Andleman to buy WWZN?

Kevin Vahey kvahey@tmail.com
Wed Jul 7 13:47:47 EDT 2004


I wouldn't either but I'm not Eddie.

I suspect ESPN has an out with WEEI if another station would clear more 
programming (Dan Patrick?)

Andelman isn't stupid, but his ego maybe talking here.

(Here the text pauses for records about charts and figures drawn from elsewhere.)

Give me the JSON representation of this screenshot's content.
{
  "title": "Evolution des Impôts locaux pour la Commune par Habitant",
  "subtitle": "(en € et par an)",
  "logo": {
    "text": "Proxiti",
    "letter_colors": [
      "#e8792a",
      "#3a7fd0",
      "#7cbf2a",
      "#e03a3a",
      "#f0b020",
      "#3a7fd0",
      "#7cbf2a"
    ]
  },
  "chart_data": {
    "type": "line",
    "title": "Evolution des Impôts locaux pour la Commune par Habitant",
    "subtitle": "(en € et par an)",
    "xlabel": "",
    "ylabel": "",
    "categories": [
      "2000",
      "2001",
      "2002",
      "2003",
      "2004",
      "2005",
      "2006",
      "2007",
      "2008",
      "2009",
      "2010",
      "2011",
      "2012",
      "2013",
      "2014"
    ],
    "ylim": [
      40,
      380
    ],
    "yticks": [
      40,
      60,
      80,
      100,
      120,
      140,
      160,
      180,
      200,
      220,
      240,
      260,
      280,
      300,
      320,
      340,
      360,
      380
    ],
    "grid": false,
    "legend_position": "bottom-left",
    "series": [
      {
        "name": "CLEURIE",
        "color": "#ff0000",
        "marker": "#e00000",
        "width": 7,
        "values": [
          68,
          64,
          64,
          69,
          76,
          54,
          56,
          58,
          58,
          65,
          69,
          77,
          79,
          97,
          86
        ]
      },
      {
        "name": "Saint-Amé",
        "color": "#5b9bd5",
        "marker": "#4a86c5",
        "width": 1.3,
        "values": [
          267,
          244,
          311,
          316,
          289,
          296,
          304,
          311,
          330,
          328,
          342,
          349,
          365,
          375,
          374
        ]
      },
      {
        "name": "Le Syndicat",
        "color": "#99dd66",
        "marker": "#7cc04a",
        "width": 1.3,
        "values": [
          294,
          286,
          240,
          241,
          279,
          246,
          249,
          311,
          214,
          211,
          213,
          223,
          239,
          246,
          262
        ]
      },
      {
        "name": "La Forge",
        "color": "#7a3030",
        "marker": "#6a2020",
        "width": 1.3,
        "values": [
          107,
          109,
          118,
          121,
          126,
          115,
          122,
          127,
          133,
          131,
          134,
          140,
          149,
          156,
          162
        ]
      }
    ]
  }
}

On Wed, 7 Jul 2004 12:28pm, Sean Smyth wrote:
> Kevin writes:
>>  Paul Allen may want 20M but 10 is probably what it is worth.
>
> Absolutely not. A station slammed by interference at night, a
> less-than-stellar night pattern, a hideous lease, a high power bill and 
> no
> ratings?
>
> $10 million?
>
> I wouldn't buy it for $1 million out of bankruptcy.
>
>>  If Eddie did buy it his first move should be to become ESPN
>>  radio. SNR
>>  has been a disaster in every major market,
>
> WEEI has the ESPN affiliation locked in for a while, I reckon.
>
>>  WWZN has no listeners. Even the mighty 740 has a  token rating.
>
> I wouldn't be surprised if WWZN has an OK listenership in the 
> 20-something
> set (especially with Rusillo and Pepe afternoons), they just may not be
> getting diaries in their hands, or that set may not care about filling 
> out
> diaries.
>
>>  He also could try Air America assuming they stay afloat.
>
> What someone buying the station SHOULD do:
> * Try to arrange a cross-sell agreement with either GM or Clear Channel 
> --
> Clear Channel may go for it, especially if somehow they can get an 
> agreement
> to put Fox Sports Radio and clear Jim Rome in the market.
> * Promote the hell out of it, besides doing "Sausage Guy" vans.
> * Do something out of the box.
>
> Sadly, I think Eddie may be dragging down the station's on-air product 
> at
> this point, not pulling it up, although his show (what I've listened to 
> it)
> has been better lately.
>
> If he was smart, he'd bring the Huddle guys back to anchor afternoon 
> drive.
> Jim and Mark both have to be near retirement age, if not there, so 
> their
> afternoons could well be free -- but one has to wonder how they'd work 
> after
> not working together for years. It would at least give them a 
> short-term
> boost.
>
> Has anyone ever successfully turned what was a dog AM station in a 
> major
> market for 10 years or more back into a ratings performer? WJIB is the 
> only
> one I can think of at the moment.
>
> The only thing sports-wise that could draw listeners to that frequency
> long-term is the Red Sox. How they would fill up 16 hours/day with 
> local
> programming would be the main issue.